While Washington struggles to implement modest health care reforms, a number of Latin American countries over the past decade have been changing their health systems in ways that may offer encouragement to advocates of progressive change in the United States.  Reforms in Brazil, Chile, Colombia, Mexico and others strive to provide universal care in circumstances that are, in some cases, much tougher than those facing proponents of Obamacare.  Some challenges and accomplishments include:

  • In Chile, after years of investment, about 73 percent of the population now uses the public health care system.  A Family Health Plan in Brazil, which accounts for US$2 billion of the US$3.5 billion of the government’s health budget each year, has contributed to expansion of health care participation to 70 percent of the population.  When Colombia passed a health care law in 1993, only 24 percent of its citizens had coverage; in 2007, it had reached 80 percent.  Mexico has gone from 40 percent in 2004 to about 70 percent.  (In the U.S., about 83 percent had access to health insurance as of 2010.)

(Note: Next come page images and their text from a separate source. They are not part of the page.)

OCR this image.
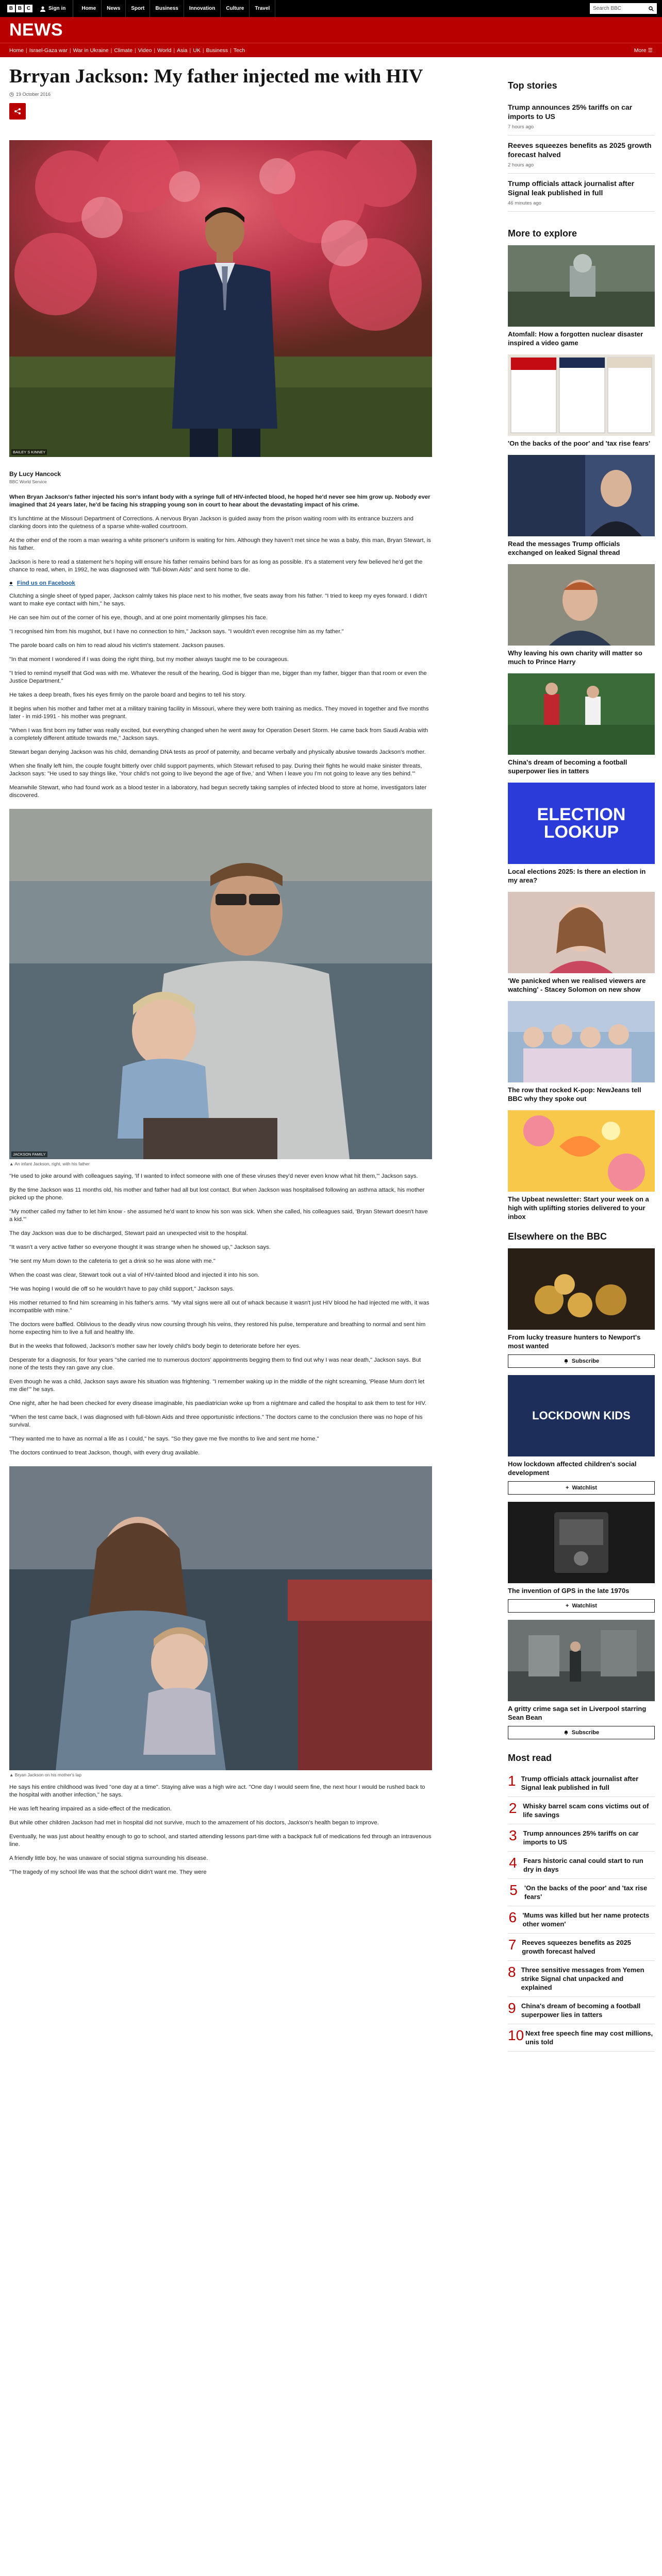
B B C	Sign in	Home	News	Sport	Business	Innovation	Culture	Travel	Search BBC
NEWS
Home | Israel-Gaza war | War in Ukraine | Climate | Video | World | Asia | UK | Business | Tech	More ☰
Brryan Jackson: My father injected me with HIV
19 October 2016
BAILEY S KINNEY
By Lucy Hancock
BBC World Service

When Bryan Jackson's father injected his son's infant body with a syringe full of HIV-infected blood, he hoped he'd never see him grow up. Nobody ever imagined that 24 years later, he'd be facing his strapping young son in court to hear about the devastating impact of his crime.

It's lunchtime at the Missouri Department of Corrections. A nervous Bryan Jackson is guided away from the prison waiting room with its entrance buzzers and clanking doors into the quietness of a sparse white-walled courtroom.

At the other end of the room a man wearing a white prisoner's uniform is waiting for him. Although they haven't met since he was a baby, this man, Bryan Stewart, is his father.

Jackson is here to read a statement he's hoping will ensure his father remains behind bars for as long as possible. It's a statement very few believed he'd get the chance to read, when, in 1992, he was diagnosed with "full-blown Aids" and sent home to die.

● Find us on Facebook

Clutching a single sheet of typed paper, Jackson calmly takes his place next to his mother, five seats away from his father. "I tried to keep my eyes forward. I didn't want to make eye contact with him," he says.

He can see him out of the corner of his eye, though, and at one point momentarily glimpses his face.

"I recognised him from his mugshot, but I have no connection to him," Jackson says. "I wouldn't even recognise him as my father."

The parole board calls on him to read aloud his victim's statement. Jackson pauses.

"In that moment I wondered if I was doing the right thing, but my mother always taught me to be courageous.

"I tried to remind myself that God was with me. Whatever the result of the hearing, God is bigger than me, bigger than my father, bigger than that room or even the Justice Department."

He takes a deep breath, fixes his eyes firmly on the parole board and begins to tell his story.

It begins when his mother and father met at a military training facility in Missouri, where they were both training as medics. They moved in together and five months later - in mid-1991 - his mother was pregnant.

"When I was first born my father was really excited, but everything changed when he went away for Operation Desert Storm. He came back from Saudi Arabia with a completely different attitude towards me," Jackson says.

Stewart began denying Jackson was his child, demanding DNA tests as proof of paternity, and became verbally and physically abusive towards Jackson's mother.

When she finally left him, the couple fought bitterly over child support payments, which Stewart refused to pay. During their fights he would make sinister threats, Jackson says: "He used to say things like, 'Your child's not going to live beyond the age of five,' and 'When I leave you I'm not going to leave any ties behind.'"

Meanwhile Stewart, who had found work as a blood tester in a laboratory, had begun secretly taking samples of infected blood to store at home, investigators later discovered.

JACKSON FAMILY
▲ An infant Jackson, right, with his father

"He used to joke around with colleagues saying, 'If I wanted to infect someone with one of these viruses they'd never even know what hit them,'" Jackson says.

By the time Jackson was 11 months old, his mother and father had all but lost contact. But when Jackson was hospitalised following an asthma attack, his mother picked up the phone.

"My mother called my father to let him know - she assumed he'd want to know his son was sick. When she called, his colleagues said, 'Bryan Stewart doesn't have a kid.'"

The day Jackson was due to be discharged, Stewart paid an unexpected visit to the hospital.

"It wasn't a very active father so everyone thought it was strange when he showed up," Jackson says.

"He sent my Mum down to the cafeteria to get a drink so he was alone with me."

When the coast was clear, Stewart took out a vial of HIV-tainted blood and injected it into his son.

"He was hoping I would die off so he wouldn't have to pay child support," Jackson says.

His mother returned to find him screaming in his father's arms. "My vital signs were all out of whack because it wasn't just HIV blood he had injected me with, it was incompatible with mine."

The doctors were baffled. Oblivious to the deadly virus now coursing through his veins, they restored his pulse, temperature and breathing to normal and sent him home expecting him to live a full and healthy life.

But in the weeks that followed, Jackson's mother saw her lovely child's body begin to deteriorate before her eyes.

Desperate for a diagnosis, for four years "she carried me to numerous doctors' appointments begging them to find out why I was near death," Jackson says. But none of the tests they ran gave any clue.

Even though he was a child, Jackson says aware his situation was frightening. "I remember waking up in the middle of the night screaming, 'Please Mum don't let me die!'" he says.

One night, after he had been checked for every disease imaginable, his paediatrician woke up from a nightmare and called the hospital to ask them to test for HIV.

"When the test came back, I was diagnosed with full-blown Aids and three opportunistic infections." The doctors came to the conclusion there was no hope of his survival.

"They wanted me to have as normal a life as I could," he says. "So they gave me five months to live and sent me home."

The doctors continued to treat Jackson, though, with every drug available.

▲ Bryan Jackson on his mother's lap

He says his entire childhood was lived "one day at a time". Staying alive was a high wire act. "One day I would seem fine, the next hour I would be rushed back to the hospital with another infection," he says.

He was left hearing impaired as a side-effect of the medication.

But while other children Jackson had met in hospital did not survive, much to the amazement of his doctors, Jackson's health began to improve.

Eventually, he was just about healthy enough to go to school, and started attending lessons part-time with a backpack full of medications fed through an intravenous line.

A friendly little boy, he was unaware of social stigma surrounding his disease.

"The tragedy of my school life was that the school didn't want me. They were

Top stories
Trump announces 25% tariffs on car imports to US
7 hours ago
Reeves squeezes benefits as 2025 growth forecast halved
2 hours ago
Trump officials attack journalist after Signal leak published in full
46 minutes ago
More to explore
Atomfall: How a forgotten nuclear disaster inspired a video game
'On the backs of the poor' and 'tax rise fears'
Read the messages Trump officials exchanged on leaked Signal thread
Why leaving his own charity will matter so much to Prince Harry
China's dream of becoming a football superpower lies in tatters
ELECTION LOOKUP
Local elections 2025: Is there an election in my area?
'We panicked when we realised viewers are watching' - Stacey Solomon on new show
The row that rocked K-pop: NewJeans tell BBC why they spoke out
The Upbeat newsletter: Start your week on a high with uplifting stories delivered to your inbox
Elsewhere on the BBC
From lucky treasure hunters to Newport's most wanted
Subscribe
LOCKDOWN KIDS
How lockdown affected children's social development
+ Watchlist
The invention of GPS in the late 1970s
+ Watchlist
A gritty crime saga set in Liverpool starring Sean Bean
Subscribe
Most read
1 Trump officials attack journalist after Signal leak published in full
2 Whisky barrel scam cons victims out of life savings
3 Trump announces 25% tariffs on car imports to US
4 Fears historic canal could start to run dry in days
5 'On the backs of the poor' and 'tax rise fears'
6 'Mums was killed but her name protects other women'
7 Reeves squeezes benefits as 2025 growth forecast halved
8 Three sensitive messages from Yemen strike Signal chat unpacked and explained
9 China's dream of becoming a football superpower lies in tatters
10 Next free speech fine may cost millions, unis told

  • Latin American elites, like their U.S. counterparts, have long resisted providing the resources needed to cover health care costs, either through workplace insurance or through paying taxes to support state provision of health services.  But Latin American experience shows that this reticence can be overcome.  Substantial taxes have been levied in recent years – such as a 7 percent health care tax in Chile – and, according to various databases, health-related spending has grown to almost 7 percent of GDP in Mexico, about 7 percent in Colombia, about 7.5 percent of GDP in Chile, and around 8 or 9 percent in Brazil.  (Health care spending accounts for about 18 percent of the U.S. GDP – about half from public spending.)

These Latin American governments have demonstrated that, Sí, se puede when it comes to reforming health care and challenging entrenched interests wary of change.  Spending is rising as a percentage of GDP, but expenditures remain a fraction of those in the U.S. – and the gap in quality of care is narrowing.  Latin Americans have expanded coverage at a time that access to good care in the United States remains a challenge for tens of millions of people.  The U.S. economy generates more than sufficient resources to guarantee health care for the entire population, but the Obama administration seems too weak to implement its tepid reforms on schedule – recently postponing an important mandate that large employers provide insurance coverage.  Health care providers in Latin America appear to be adapting to the new playing field, but their U.S. counterparts are lagging.  If Latin American leaders had advice for their U.S. counterparts on how to slay this dragon, it would probably involve taking note that reforms in the region invariably emerged from decisive leadership from the executive branch and, with the exception of Mexico, a willingness to increase tax burdens to expand coverage.  They would also note that, much like is evident in public opinion polling of Latino populations in the U.S., citizens of Latin American countries are overwhelmingly in favor of public guarantees of health services for all.